SE VAN
A las tres semanas de estar en el pueblo, el minero inglés les dijo que había recibido la noticia de que un barco, el Clyde, saldría al día siguiente de Lisboa para Londres, sin parar en ningún puerto de España. Además, convenía que se fueran, porque en el pueblo se comenzaba a hablar mucho de ellos, lo cual podía ser peligroso.
Se decidieron; el minero les entregó una carta de Gray para un hotel-pensión de Londres, y ordenó a su secretario que les acompañara a Lisboa y les dejara instalados en el vapor.
Después de almorzar salieron los tres en coche, y cruzaron durante una hora por entre pinares. El cielo estaba nublado, amenazando lluvia.
Llegaron a la estación, esperaron una media hora, y tomaron el sudexpreso. El mozo del tren les hizo pasar a un departamento en el cual iba sólo un joven de quevedos y sobretodo gris. María se acurrucó en un rincón y cerró los ojos.
Pensaba en los incidentes del viaje a pie, que en pocos días tomaban en su imaginación la vaguedad de recuerdos lejanos, interrumpidos por impresiones de una extraordinaria viveza.
La rotura brusca de la vida normal le había modificado de tal manera las perspectivas de las cosas y de las personas, que la vida suya, la de su padre y la de su familia las encontraba distintas a como las había visto siempre.

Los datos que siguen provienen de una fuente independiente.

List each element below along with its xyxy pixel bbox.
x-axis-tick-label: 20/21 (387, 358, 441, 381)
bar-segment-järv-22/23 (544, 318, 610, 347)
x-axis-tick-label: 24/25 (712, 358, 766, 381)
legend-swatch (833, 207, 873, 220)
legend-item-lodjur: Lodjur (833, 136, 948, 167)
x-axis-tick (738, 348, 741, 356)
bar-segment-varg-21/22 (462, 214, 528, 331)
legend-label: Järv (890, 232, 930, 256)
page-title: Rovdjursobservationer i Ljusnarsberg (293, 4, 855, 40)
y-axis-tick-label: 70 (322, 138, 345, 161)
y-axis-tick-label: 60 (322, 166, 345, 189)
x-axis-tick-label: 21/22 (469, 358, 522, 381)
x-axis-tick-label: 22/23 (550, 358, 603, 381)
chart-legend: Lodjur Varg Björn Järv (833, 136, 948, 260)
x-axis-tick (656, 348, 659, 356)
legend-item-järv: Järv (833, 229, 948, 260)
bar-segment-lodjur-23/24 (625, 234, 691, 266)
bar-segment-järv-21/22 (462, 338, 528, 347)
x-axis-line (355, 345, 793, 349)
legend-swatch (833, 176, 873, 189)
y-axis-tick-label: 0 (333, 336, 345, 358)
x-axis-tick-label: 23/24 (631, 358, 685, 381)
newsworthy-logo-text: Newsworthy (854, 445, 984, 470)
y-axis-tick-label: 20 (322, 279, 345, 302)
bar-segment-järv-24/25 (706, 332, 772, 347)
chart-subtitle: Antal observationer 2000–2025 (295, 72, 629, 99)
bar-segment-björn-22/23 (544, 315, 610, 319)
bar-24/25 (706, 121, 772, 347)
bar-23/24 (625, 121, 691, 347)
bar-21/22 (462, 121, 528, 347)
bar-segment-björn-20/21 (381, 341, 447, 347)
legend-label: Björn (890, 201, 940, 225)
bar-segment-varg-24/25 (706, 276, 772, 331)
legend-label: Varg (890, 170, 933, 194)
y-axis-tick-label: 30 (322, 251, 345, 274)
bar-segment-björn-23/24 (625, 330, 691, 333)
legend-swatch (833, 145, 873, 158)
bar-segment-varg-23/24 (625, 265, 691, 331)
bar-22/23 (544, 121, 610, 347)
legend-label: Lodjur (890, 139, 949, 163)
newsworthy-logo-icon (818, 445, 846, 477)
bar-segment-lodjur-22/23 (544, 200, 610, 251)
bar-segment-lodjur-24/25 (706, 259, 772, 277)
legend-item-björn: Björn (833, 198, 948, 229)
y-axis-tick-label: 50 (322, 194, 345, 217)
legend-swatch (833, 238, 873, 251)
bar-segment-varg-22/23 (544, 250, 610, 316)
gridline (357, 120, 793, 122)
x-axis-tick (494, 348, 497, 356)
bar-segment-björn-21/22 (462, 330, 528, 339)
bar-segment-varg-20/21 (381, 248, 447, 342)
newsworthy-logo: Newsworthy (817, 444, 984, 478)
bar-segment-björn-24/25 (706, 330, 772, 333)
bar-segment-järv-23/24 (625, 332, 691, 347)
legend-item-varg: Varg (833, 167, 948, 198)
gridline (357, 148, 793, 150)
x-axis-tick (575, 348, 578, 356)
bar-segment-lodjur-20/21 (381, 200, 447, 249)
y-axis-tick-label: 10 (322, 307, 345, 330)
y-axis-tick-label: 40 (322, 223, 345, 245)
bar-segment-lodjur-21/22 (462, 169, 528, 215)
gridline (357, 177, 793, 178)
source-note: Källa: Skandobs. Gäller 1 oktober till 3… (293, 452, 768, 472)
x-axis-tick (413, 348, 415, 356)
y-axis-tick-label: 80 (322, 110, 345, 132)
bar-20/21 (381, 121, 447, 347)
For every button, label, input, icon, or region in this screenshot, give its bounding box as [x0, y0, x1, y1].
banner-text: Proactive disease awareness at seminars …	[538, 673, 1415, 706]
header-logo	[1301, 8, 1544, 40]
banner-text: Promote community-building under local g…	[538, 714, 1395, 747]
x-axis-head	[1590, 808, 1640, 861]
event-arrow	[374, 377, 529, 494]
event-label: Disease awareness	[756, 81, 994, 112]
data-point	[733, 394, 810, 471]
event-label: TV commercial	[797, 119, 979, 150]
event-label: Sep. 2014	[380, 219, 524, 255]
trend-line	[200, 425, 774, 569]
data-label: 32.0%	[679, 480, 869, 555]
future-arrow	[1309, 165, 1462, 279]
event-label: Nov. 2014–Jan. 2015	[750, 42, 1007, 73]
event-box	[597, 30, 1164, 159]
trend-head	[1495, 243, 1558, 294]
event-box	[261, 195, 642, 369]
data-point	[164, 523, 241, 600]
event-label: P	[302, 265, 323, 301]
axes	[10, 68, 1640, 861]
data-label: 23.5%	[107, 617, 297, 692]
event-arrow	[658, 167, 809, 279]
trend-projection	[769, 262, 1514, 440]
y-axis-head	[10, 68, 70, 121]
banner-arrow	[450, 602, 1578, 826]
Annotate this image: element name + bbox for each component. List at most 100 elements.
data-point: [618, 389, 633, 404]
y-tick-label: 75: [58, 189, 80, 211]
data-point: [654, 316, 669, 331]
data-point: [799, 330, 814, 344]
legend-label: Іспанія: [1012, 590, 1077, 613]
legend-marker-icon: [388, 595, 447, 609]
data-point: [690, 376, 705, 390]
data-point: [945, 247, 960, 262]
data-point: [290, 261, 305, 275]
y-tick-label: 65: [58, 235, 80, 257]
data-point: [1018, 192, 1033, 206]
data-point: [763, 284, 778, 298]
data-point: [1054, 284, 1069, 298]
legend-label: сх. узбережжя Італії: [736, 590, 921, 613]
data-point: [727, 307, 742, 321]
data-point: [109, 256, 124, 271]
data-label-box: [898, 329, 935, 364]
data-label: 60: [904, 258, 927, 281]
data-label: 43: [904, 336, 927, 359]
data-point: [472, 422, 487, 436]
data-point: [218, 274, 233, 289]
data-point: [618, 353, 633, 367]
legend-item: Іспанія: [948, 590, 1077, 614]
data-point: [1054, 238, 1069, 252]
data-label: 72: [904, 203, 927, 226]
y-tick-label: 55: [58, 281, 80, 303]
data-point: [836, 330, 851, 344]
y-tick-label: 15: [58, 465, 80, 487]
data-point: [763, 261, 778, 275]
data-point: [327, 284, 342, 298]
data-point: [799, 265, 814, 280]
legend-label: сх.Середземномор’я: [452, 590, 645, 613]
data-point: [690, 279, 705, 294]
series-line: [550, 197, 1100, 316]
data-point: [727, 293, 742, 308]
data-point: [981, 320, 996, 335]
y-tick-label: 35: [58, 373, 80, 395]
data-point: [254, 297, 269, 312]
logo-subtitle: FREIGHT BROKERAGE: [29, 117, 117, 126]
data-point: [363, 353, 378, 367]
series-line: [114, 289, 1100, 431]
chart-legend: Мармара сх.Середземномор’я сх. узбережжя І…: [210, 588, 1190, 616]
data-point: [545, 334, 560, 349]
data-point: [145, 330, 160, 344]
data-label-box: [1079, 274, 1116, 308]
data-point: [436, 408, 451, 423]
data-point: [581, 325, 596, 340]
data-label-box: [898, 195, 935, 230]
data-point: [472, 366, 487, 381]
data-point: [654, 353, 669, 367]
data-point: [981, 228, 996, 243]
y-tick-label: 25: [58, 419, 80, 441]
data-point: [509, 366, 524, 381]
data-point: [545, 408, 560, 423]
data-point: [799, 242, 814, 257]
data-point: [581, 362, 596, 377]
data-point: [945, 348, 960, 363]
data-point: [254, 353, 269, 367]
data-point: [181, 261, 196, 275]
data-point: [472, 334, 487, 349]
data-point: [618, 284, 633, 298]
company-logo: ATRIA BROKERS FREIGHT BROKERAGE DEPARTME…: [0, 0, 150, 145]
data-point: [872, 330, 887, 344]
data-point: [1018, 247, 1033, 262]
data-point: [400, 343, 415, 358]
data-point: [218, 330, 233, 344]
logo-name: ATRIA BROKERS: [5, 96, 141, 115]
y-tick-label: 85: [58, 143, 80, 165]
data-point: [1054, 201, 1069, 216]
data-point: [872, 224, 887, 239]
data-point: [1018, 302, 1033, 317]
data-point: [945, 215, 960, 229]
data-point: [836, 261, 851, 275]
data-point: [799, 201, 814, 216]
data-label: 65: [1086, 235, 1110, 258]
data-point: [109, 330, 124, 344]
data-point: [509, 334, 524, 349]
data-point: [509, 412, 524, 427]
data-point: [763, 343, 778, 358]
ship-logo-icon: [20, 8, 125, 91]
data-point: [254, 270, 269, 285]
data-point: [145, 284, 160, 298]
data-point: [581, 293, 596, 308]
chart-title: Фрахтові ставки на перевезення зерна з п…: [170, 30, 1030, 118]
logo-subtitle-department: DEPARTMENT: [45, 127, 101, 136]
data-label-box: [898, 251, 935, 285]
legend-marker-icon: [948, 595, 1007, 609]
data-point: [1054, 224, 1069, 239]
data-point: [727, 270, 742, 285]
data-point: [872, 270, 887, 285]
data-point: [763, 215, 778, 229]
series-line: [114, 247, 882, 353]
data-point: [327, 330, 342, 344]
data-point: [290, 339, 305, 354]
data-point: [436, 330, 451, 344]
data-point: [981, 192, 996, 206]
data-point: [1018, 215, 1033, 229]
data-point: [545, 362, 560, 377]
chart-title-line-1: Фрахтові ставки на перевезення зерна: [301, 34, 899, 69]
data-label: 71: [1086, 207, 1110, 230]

El joven del sobretodo gris se puso a hablar con el doctor y con el secretario del inglés. Este joven elegante era un portuguesillo un tanto finchado, que hablaba español muy bien; dijo que era diputado conservador y partidario de la dictadura. Tenía a gloria el ser amigo de todas las bailarinas y cantaoras de Madrid y de Sevilla.
María, a quien no interesaba gran cosa la conversación del diputado, salió al corredor del tren. Había oscurecido ya; por delante de la ventanilla pasaban rápidamente los árboles y casas. Estaba lloviendo. El tren rodaba con un ritmo monótono por el campo.
De tarde en tarde se detenía en una estación solitaria; se oía un nombre pronunciado de una manera lánguida; se veía a la luz de unos faroles un paseo con unas acacias que lloraban lágrimas sobre el asfalto del andén, y seguía la marcha.
María estaba impaciente, ansiando llegar. Se puso a leer los anuncios colocados en el pasillo del vagón; eran casi lodos de hoteles y casinos de esos pueblos cuyo nombre sólo da una impresión de fiesta y placer: Niza, Ostende, Montecarlo, Constantinopla, el Cairo…
Paseó María de un lado a otro del largo vagón, y se detuvo al oír hablar castellano a dos señoras. Le parecía que hacía ya un tiempo largo que no había oído su lengua.
Entró de nuevo en el coche; el diputado, el secretario del inglés y Aracil seguían charlando de política.
Serían las doce de la noche cuando se comenzaron a ver las luces de Lisboa; brillaban los focos eléctricos en el aire húmedo; se pasó por delante de una avenida iluminada. Llegaron a la estación, bajaron en un ascensor hasta una calle, tomaron un coche, y el secretario indicó al cochero dónde debía pararse.
Llovía a chaparrón. Cruzaron entre el diluvio, que convertía las calles en torrentes, y fueron por la orilla del río hasta un muelle, en donde pararon. Los fanales eléctricos de un barco brillaban y se balanceaban en los palos como estrellas. Un farol rojo iba y venía por la cubierta.
Se detuvo el coche, y entraron los tres de prisa en el barco. Era el Clyde. Se les presentó un marinero envuelto en un impermeable. El secretario llamó a un empleado del barco, que indicó sus camarotes a María y a su padre. Luego el secretario se despidió afectuosamente de ellos y los dejó solos.